Demikian disampaikan Menteri Koordinator Bidang Infrastruktur dan Pembangunan Kewilayahan (Menko IPK), Agus Harimurti Yudhoyono (AHY) dalam acara Indonesia-Russian Federation Bilateral Dialogue on Maritime Affairs di Hotel Fairmont, Jakarta, Kamis (6/11/2025).
“Tentu sebagai negara maritim, kita menargetkan kontribusi sektor maritim terhadap PDB dapat meningkat dari 8,1% di 2025 menjadi hingga 9,1% pada 2029,” papar AHY.
AHY mengungkapkan, langkah strategis tersebut akan diwujudkan melalui kerja sama dengan Rusia, yang mencakup enam bidang utama di sektor maritim.
“Pertemuan ini merupakan langkah konkret untuk memperkuat kemitraan yang saling menguntungkan di sektor maritim bagi kedua negara kita,” ujar dia.
Adapun, enam poin kerja sama yang dituangkan dalam nota kesepahaman (memorandum of understanding/MoU), yaitu pengembangan infrastruktur pelabuhan hijau, alih teknologi dan transisi energi, penguatan industri galangan kapal, serta pendidikan dan riset kelautan.

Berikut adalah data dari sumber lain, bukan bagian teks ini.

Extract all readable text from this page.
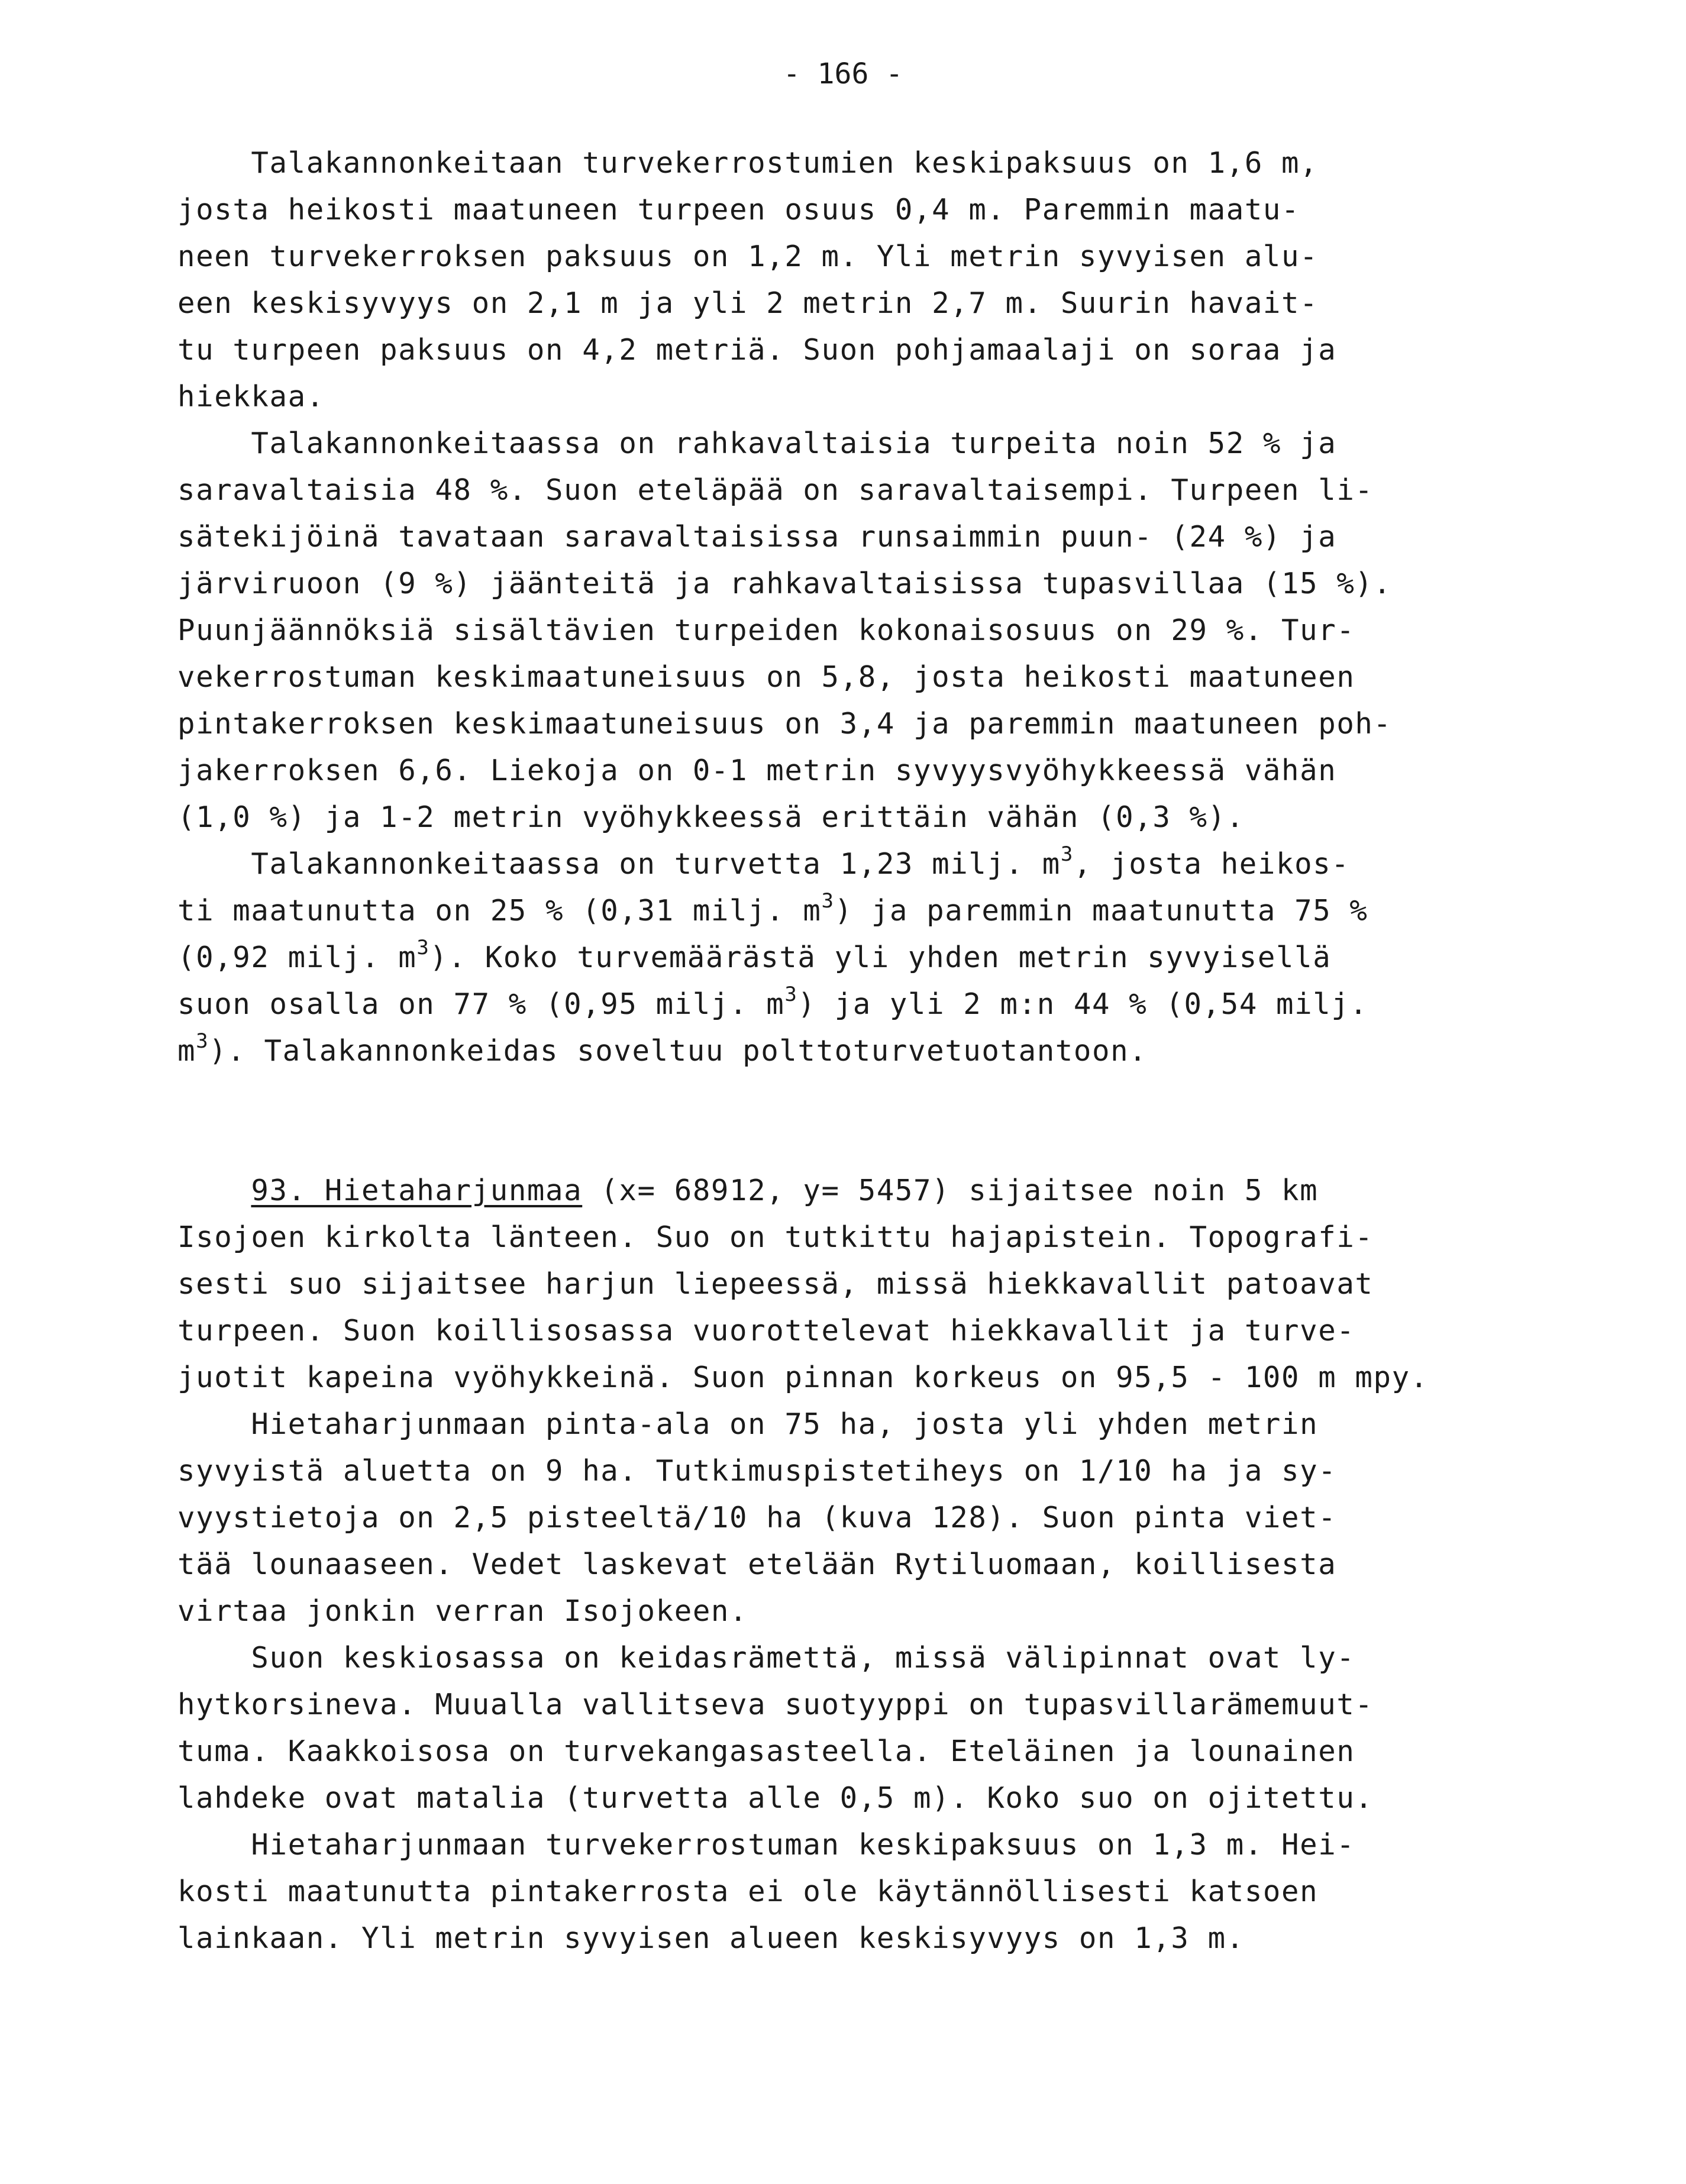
- 166 -
Talakannonkeitaan turvekerrostumien keskipaksuus on 1,6 m,
josta heikosti maatuneen turpeen osuus 0,4 m. Paremmin maatu-
neen turvekerroksen paksuus on 1,2 m. Yli metrin syvyisen alu-
een keskisyvyys on 2,1 m ja yli 2 metrin 2,7 m. Suurin havait-
tu turpeen paksuus on 4,2 metriä. Suon pohjamaalaji on soraa ja
hiekkaa.
Talakannonkeitaassa on rahkavaltaisia turpeita noin 52 % ja
saravaltaisia 48 %. Suon eteläpää on saravaltaisempi. Turpeen li-
sätekijöinä tavataan saravaltaisissa runsaimmin puun- (24 %) ja
järviruoon (9 %) jäänteitä ja rahkavaltaisissa tupasvillaa (15 %).
Puunjäännöksiä sisältävien turpeiden kokonaisosuus on 29 %. Tur-
vekerrostuman keskimaatuneisuus on 5,8, josta heikosti maatuneen
pintakerroksen keskimaatuneisuus on 3,4 ja paremmin maatuneen poh-
jakerroksen 6,6. Liekoja on 0-1 metrin syvyysvyöhykkeessä vähän
(1,0 %) ja 1-2 metrin vyöhykkeessä erittäin vähän (0,3 %).
Talakannonkeitaassa on turvetta 1,23 milj. $m^3$, josta heikos-
ti maatunutta on 25 % (0,31 milj. $m^3$) ja paremmin maatunutta 75 %
(0,92 milj. $m^3$). Koko turvemäärästä yli yhden metrin syvyisellä
suon osalla on 77 % (0,95 milj. $m^3$) ja yli 2 m:n 44 % (0,54 milj.
$m^3$). Talakannonkeidas soveltuu polttoturvetuotantoon.
93. Hietaharjunmaa (x= 68912, y= 5457) sijaitsee noin 5 km
Isojoen kirkolta länteen. Suo on tutkittu hajapistein. Topografi-
sesti suo sijaitsee harjun liepeessä, missä hiekkavallit patoavat
turpeen. Suon koillisosassa vuorottelevat hiekkavallit ja turve-
juotit kapeina vyöhykkeinä. Suon pinnan korkeus on 95,5 - 100 m mpy.
Hietaharjunmaan pinta-ala on 75 ha, josta yli yhden metrin
syvyistä aluetta on 9 ha. Tutkimuspistetiheys on 1/10 ha ja sy-
vyystietoja on 2,5 pisteeltä/10 ha (kuva 128). Suon pinta viet-
tää lounaaseen. Vedet laskevat etelään Rytiluomaan, koillisesta
virtaa jonkin verran Isojokeen.
Suon keskiosassa on keidasrämettä, missä välipinnat ovat ly-
hytkorsineva. Muualla vallitseva suotyyppi on tupasvillarämemuut-
tuma. Kaakkoisosa on turvekangasasteella. Eteläinen ja lounainen
lahdeke ovat matalia (turvetta alle 0,5 m). Koko suo on ojitettu.
Hietaharjunmaan turvekerrostuman keskipaksuus on 1,3 m. Hei-
kosti maatunutta pintakerrosta ei ole käytännöllisesti katsoen
lainkaan. Yli metrin syvyisen alueen keskisyvyys on 1,3 m.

Dikatakan AHY, Pemerintah Indonesia juga membuka peluang bagi perusahaan Rusia untuk berinvestasi dalam pengembangan hovercraft, hydrofoil, kapal berkecepatan tinggi, dan kapal penangkap ikan modern yang efisien dan ramah lingkungan.
Sejumlah proyek strategis yang masuk radar pemerintah, antara lain Terminal Peti Kemas di Jakarta, Terminal Kijing beserta kawasan industrinya, Pelabuhan Makassar Baru atau Makassar New Port, serta Bali Maritime Tourism Hub.

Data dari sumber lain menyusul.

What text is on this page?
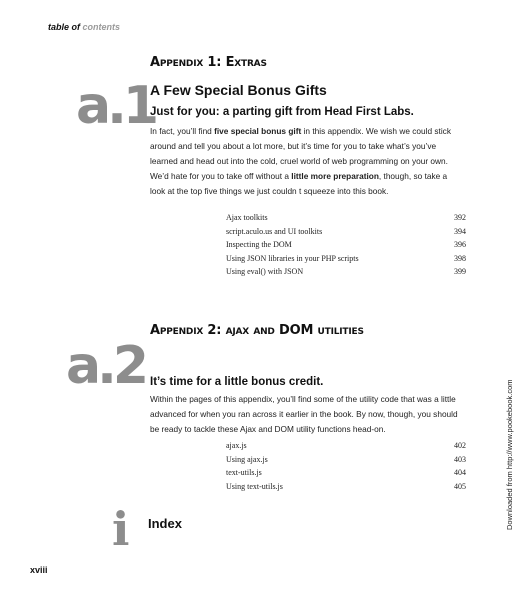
table of contents
Downloaded from http://www.pookebook.com
Appendix 1: Extras
a.1
A Few Special Bonus Gifts
Just for you: a parting gift from Head First Labs.
In fact, you’ll find five special bonus gift in this appendix. We wish we could stick around and tell you about a lot more, but it’s time for you to take what’s you’ve learned and head out into the cold, cruel world of web programming on your own. We’d hate for you to take off without a little more preparation, though, so take a look at the top five things we just couldn t squeeze into this book.
Ajax toolkits	392
script.aculo.us and UI toolkits	394
Inspecting the DOM	396
Using JSON libraries in your PHP scripts	398
Using eval() with JSON	399
Appendix 2: ajax and DOM utilities
a.2 It’s time for a little bonus credit.
Within the pages of this appendix, you’ll find some of the utility code that was a little advanced for when you ran across it earlier in the book. By now, though, you should be ready to tackle these Ajax and DOM utility functions head-on.
ajax.js	402
Using ajax.js	403
text-utils.js	404
Using text-utils.js	405
i Index
xviii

“Dengan pengalaman panjang Rusia di bidang industri kapal, kami berharap dapat mengembangkan rantai pasok peralatan kapal yang tangguh untuk mendukung pemeliharaan kapal logistik nasional secara lebih efisien,” jelas AHY.
Kerja sama ini diharapkan mempercepat transformasi pelabuhan nasional menuju sistem logistik maritim yang modern dan berkelanjutan, sekaligus memperkuat posisi Indonesia sebagai poros maritim dunia di era pemerintahan Prabowo Subianto.